Alain Badiou1“Bir “hadise” ki can ile canan arasında”, söyleşi: Sıla Tanilli, Yücel Göktürk, https://birartibir.org/bir-hadise-ki-can-ile-canan-arasinda/ Alıntıdaki kavramlar makale bütünlüğüne göre düzenlenmiştir. -ed. n.

Olayın olaysallığı

Alain Badiou öznesiz bir dünyada hakikatlerin üretilemeyeceğini ve hakikatlerin olmadığı bir dünyada ise yeni olanın, alternatifin, değişimin gerçekleşemeyeceğini savunur. Yeni olan, bu düzene alternatif olan, değişim nasıl gerçekleşir; özne nasıl hakikatler üretebilir? İşte burada Badiou’nun “olay-hakikat-özne” kavramları devreye girer ve hem teorik hem de pratik felsefesi başlar. Olay bir durumdaki normal olandan kopuştur, tekrarın kesintiye uğramasıdır, imkânsız olanın mümkün kılınmasıdır, yeninin ortaya çıkmasını sağlayandır:

Bedenlerin ve dillerin özel durumlara mahsus biçimde normal düzenlerinden kopuşu olaydır. Olay yeni olasılıkların yaratılmasıdır. Olay durum ya da dünya nazarında, o durumun bileşiminin katı bakış açısı ya da o dünyanın yasallığı bakımından olanaksız olanın olasılığının açılmasıdır. (Badiou, 2011: 190)
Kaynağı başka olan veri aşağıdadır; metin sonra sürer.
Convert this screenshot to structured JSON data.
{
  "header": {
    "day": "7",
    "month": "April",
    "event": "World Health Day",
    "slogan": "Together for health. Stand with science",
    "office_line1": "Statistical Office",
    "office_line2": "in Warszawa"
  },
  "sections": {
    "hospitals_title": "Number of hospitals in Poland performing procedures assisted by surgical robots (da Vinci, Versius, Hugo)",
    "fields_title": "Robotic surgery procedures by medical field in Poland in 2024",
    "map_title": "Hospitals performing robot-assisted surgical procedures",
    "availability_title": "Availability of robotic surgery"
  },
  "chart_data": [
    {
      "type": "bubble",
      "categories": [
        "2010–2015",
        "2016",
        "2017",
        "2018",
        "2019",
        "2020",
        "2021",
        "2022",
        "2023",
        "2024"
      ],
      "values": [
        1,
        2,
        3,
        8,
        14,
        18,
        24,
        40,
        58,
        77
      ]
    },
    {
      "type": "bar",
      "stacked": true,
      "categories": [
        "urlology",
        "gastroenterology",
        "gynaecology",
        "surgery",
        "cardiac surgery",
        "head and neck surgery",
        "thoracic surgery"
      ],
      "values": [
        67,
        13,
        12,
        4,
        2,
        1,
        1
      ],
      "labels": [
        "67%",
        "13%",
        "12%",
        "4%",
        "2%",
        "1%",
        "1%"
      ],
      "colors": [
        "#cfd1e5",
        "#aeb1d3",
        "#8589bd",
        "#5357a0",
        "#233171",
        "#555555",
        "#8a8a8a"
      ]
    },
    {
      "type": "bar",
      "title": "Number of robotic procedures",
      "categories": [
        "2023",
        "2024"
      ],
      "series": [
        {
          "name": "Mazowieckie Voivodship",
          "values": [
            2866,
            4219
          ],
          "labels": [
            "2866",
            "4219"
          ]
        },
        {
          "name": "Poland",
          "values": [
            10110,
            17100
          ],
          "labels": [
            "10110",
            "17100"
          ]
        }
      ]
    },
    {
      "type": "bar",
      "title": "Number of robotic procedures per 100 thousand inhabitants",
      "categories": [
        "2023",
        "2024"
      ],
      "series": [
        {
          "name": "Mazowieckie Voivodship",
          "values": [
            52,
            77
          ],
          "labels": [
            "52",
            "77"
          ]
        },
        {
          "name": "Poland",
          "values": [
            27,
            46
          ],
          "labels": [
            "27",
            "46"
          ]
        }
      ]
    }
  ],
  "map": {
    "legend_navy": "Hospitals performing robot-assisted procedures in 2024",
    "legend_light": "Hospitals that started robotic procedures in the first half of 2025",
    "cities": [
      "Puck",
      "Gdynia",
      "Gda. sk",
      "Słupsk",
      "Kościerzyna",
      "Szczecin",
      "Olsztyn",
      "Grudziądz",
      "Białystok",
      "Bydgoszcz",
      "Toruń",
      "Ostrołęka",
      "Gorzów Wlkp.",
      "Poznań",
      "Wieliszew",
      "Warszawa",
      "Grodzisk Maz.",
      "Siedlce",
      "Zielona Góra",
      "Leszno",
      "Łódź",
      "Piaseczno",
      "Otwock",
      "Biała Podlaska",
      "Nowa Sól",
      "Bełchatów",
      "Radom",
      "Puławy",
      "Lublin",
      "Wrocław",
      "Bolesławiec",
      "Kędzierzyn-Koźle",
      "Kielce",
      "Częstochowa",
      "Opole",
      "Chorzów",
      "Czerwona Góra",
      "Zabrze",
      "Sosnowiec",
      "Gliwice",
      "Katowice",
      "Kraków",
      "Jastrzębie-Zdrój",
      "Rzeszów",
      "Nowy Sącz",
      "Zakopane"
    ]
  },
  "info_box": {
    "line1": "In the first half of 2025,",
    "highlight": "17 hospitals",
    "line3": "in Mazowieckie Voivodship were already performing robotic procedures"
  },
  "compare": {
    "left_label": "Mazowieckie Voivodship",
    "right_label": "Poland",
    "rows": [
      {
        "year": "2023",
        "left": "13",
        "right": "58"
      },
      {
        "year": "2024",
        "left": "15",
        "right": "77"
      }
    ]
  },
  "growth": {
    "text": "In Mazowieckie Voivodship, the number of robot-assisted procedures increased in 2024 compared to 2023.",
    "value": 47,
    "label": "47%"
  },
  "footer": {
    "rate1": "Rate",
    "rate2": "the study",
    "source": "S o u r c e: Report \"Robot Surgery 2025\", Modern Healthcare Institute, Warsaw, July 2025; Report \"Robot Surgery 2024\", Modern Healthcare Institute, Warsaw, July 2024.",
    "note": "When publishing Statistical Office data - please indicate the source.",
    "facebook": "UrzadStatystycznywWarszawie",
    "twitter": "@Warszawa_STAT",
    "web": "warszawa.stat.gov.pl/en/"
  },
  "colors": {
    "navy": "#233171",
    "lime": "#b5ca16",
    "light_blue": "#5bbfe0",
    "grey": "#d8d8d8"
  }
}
Olay, durumun normalliğinin dışında tümüyle normal olmadığı için önceden öngörülemezdir ve durumun bilgisiyle de açıklanamazdır. Durumun bilgisiyle açıklanamayan olay tanımlanamaz, sınıflandırılamaz. Eğer olay durumun sınırları içerisinde açıklanabilir olsaydı ortaya bir yeni çıkaramazdı. Ancak olay-durum arasında hiçbir bağlantı kurulamazsa bu da hiçbir şeyin olmadığı anlamına gelebilir. Badiou olayın bir hiç olmaması için olayın karar verilemezlik niteliğinden bahseder. Önceden öngörülemeyen, mümkün olanın dışında, normal olmayan olay, olur ve ortadan kaybolur. Olayın olaysallığı arkasında bıraktığı ize göre yorumlanır. Burada bir müdahalede bulunmak ve bir seçim yapmak gerekir. Olayın bir niteliği olan karar verilemezlik, bir öznenin ortaya çıkmasını gerektirir.

Özne ve karar anı

Özne, karar verilemez olayın karar vericisi olur. Olay ile durum arasında kurulacak ilişkide mevcut bilgi durumu etkisiz olduğu için verilen kararda özne bir risk alır, bir bahse girer. Bu temelsiz, meşru olmayan bir kararla, olayın gerçekleşmiş olduğunu söyleme kararıyla başlar. Olaya dair öznenin karar vermesi önemlidir, çünkü ortaya çıktığı gibi kaybolan olayın belirsiz kalması olayı gizemli hale getirebilir ya da karar verilemezlik olayın sonuçlarını erteler, olayı sonuca vardıramaz. Sonuç olarak, olaydaki hakikatin ortaya çıkışı olayla ilgili bir karar anını gerektirir ve bununla birlikte hakikatin belirişine göre sonsuz yeni eylemleri de gerektirir. Kararda, bir karar verilemeze karar verildiği için kararın kendisi karar verilemez olarak kalır. Kararı temellendirmek ve ispat etmek için de öznenin sadakati gereklidir, sadakatle birlikte de karar kökleşir. “Sadakatin taşıyıcısı, yani hakikat sürecini taşıyan kişi öznedir.” (Badiou, 2019: 52) Özneyi kuran, durumda görülmeyen olayla birlikte açığa çıkan ve görülmeye başlanan bilgileri, deneyimleri, keşifleri, pratikleri, etkinlikleri toplayan buna kendini adayan, zorlayan etkin ilkedir.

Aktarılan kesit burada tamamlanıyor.